The Australian reports Veronica Theriault appeared via videolink in the Adelaide Magistrate’s Court yesterday, charged with deception and dishonesty dealings.
She was hired in 2017 in a chief information officer role with the South Australian government, which The Australian reports carried a salary or more than $240,000, but was later let go following allegations that there were significant mistruths in her CV and application, as well as a suggestion she had acted as her own referee under an alias.
In September 2017, seven weeks after taking the position, the chief executive of the South Australian Department of Premier and Cabinet, Dr Don Russell, confirmed Theriault’s role had been terminated, reported CIO at the time.
“I have established an urgent inquiry into the recruitment process that resulted in the employment of Ms Theriault,” he said.
On September 22, 2017, the South Australian Independent Commissioner Against Corruption confirmed a 44-year-old woman had been charged with deception and dishonesty relating to documents in her application for public sector employment, as well as being charged with abuse of public office.
A 40-year-old man was also charged with aiding and abetting the woman’s alleged offering. The Adelaide Advertiser reports this man is believed is Theriault’s brother, who she is accused of offering contracts to through her role.
Theriault will next appear in court in April to enter a plea, reports The Australian.

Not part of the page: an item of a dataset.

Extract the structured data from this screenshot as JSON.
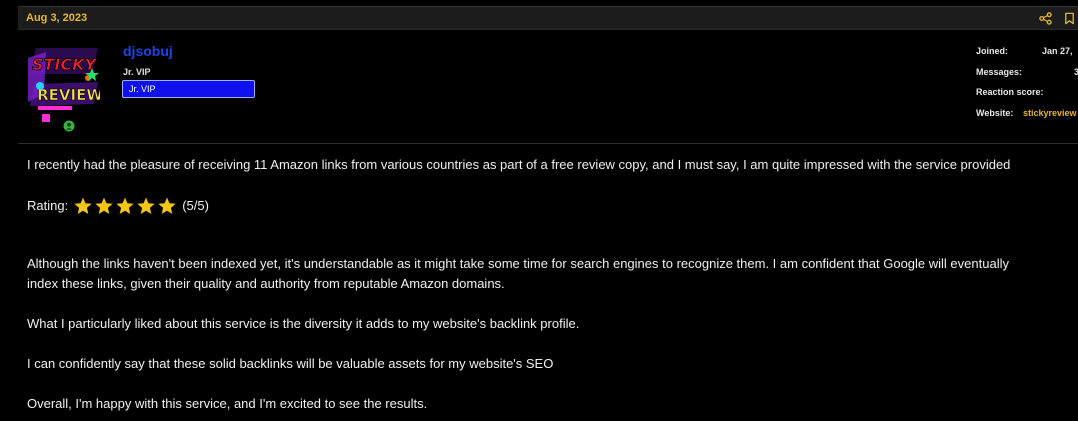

Employers tend not to check references, says expert
Private employers have also had their fair share of the spotlight when it comes to candidates securing high-paying jobs with questionable claims on their CVs. Back in 2014, the “Myer Liar” case involved a high-paid official at the department store let go from his role after it was found his references did not stack up.
The worker, Andrew Flanagan, plead guilty to deception charges and was issued a community corrections order including 400 hours of community service.

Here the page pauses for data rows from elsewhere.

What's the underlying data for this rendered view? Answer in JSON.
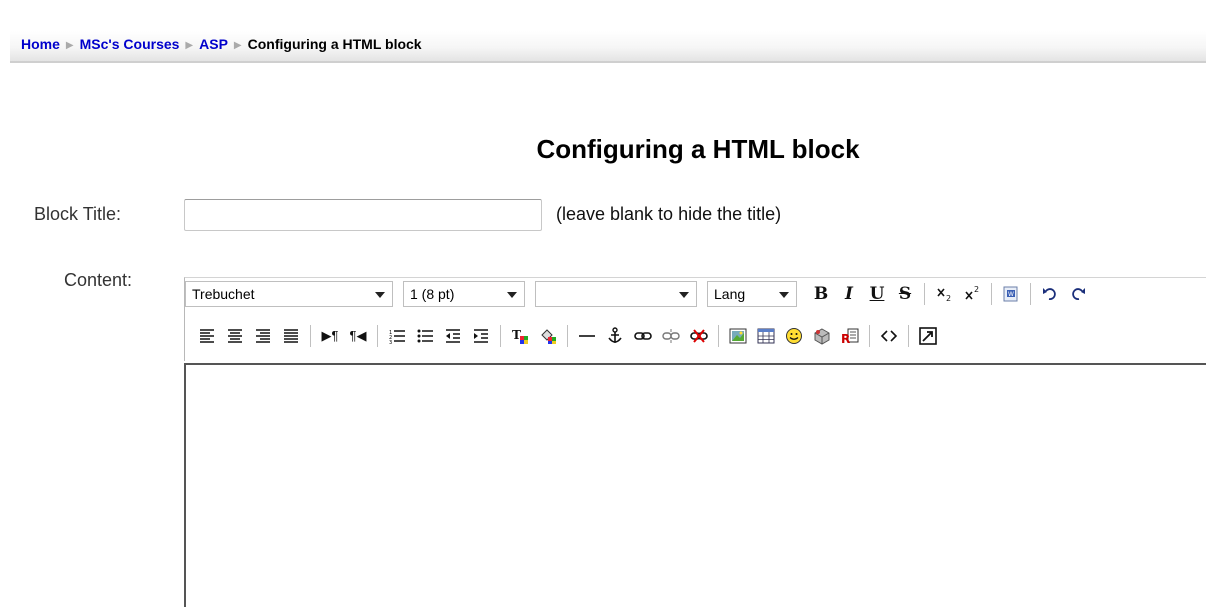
{
  "breadcrumb": {
    "items": [
      "Home",
      "MSc's Courses",
      "ASP"
    ],
    "current": "Configuring a HTML block"
  },
  "page": {
    "title": "Configuring a HTML block"
  },
  "form": {
    "block_title_label": "Block Title:",
    "block_title_value": "",
    "block_title_hint": "(leave blank to hide the title)",
    "content_label": "Content:"
  },
  "editor": {
    "font_family": "Trebuchet",
    "font_size": "1 (8 pt)",
    "heading": "",
    "lang": "Lang",
    "bold_label": "B",
    "italic_label": "I",
    "underline_label": "U",
    "strike_label": "S",
    "content": ""
  },
  "colors": {
    "link": "#0000cc",
    "navbar_gradient_end": "#e4e4e4"
  }
}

Recruitment expert Ross Clennett tells SmartCompany that while high-profile cases involving questions about workers’ credentials make headlines, it is likely Australian companies are failing to properly check the bona fides of potential talent “all the time”.
“My guess is it would be happening every day in every company, where people desperate for hiring are making decisions without any background checking,” he says.

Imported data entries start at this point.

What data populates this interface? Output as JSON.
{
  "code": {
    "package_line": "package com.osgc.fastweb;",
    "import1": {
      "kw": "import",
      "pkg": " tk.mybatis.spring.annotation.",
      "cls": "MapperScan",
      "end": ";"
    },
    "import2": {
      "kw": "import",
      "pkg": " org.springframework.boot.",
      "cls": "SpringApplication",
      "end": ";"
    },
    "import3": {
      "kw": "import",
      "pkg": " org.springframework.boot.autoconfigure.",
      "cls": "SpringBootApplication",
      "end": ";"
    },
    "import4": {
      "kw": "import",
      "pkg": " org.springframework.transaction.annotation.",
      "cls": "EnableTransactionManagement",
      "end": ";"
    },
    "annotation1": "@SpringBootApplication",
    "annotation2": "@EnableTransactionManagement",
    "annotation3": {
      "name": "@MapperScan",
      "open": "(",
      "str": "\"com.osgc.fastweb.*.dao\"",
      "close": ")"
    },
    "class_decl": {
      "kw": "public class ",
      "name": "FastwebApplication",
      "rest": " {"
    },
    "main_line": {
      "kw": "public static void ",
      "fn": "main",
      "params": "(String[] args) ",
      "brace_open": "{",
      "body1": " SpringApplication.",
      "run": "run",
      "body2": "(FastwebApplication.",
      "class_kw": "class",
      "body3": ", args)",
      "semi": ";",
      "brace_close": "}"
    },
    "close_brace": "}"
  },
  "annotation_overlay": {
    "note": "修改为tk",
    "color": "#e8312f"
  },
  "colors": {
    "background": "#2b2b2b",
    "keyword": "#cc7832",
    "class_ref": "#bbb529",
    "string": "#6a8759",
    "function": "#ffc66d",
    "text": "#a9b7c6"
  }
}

In general terms, Clennett says it can be hard for smaller operators to find the right person within a big corporate to confirm whether a potential candidate actually held the role they say they did.
“It can be a big maze, because a lot of big companies will be reluctant to provide more than a statement of employment history,” he says.
However, he believes no matter the size of the business, employers should be able to fact check the credentials of workers even in the way they structure interview questions.
“When you put someone under the microscope to provide very specific examples of what they’ve done and the outcomes, you should start to see signs if they’re not telling the truth — particularly at the manager-level,” he says.
“If you’re digging down and you’re asking people about what they’ve done before, they should be able to come up with specifics.”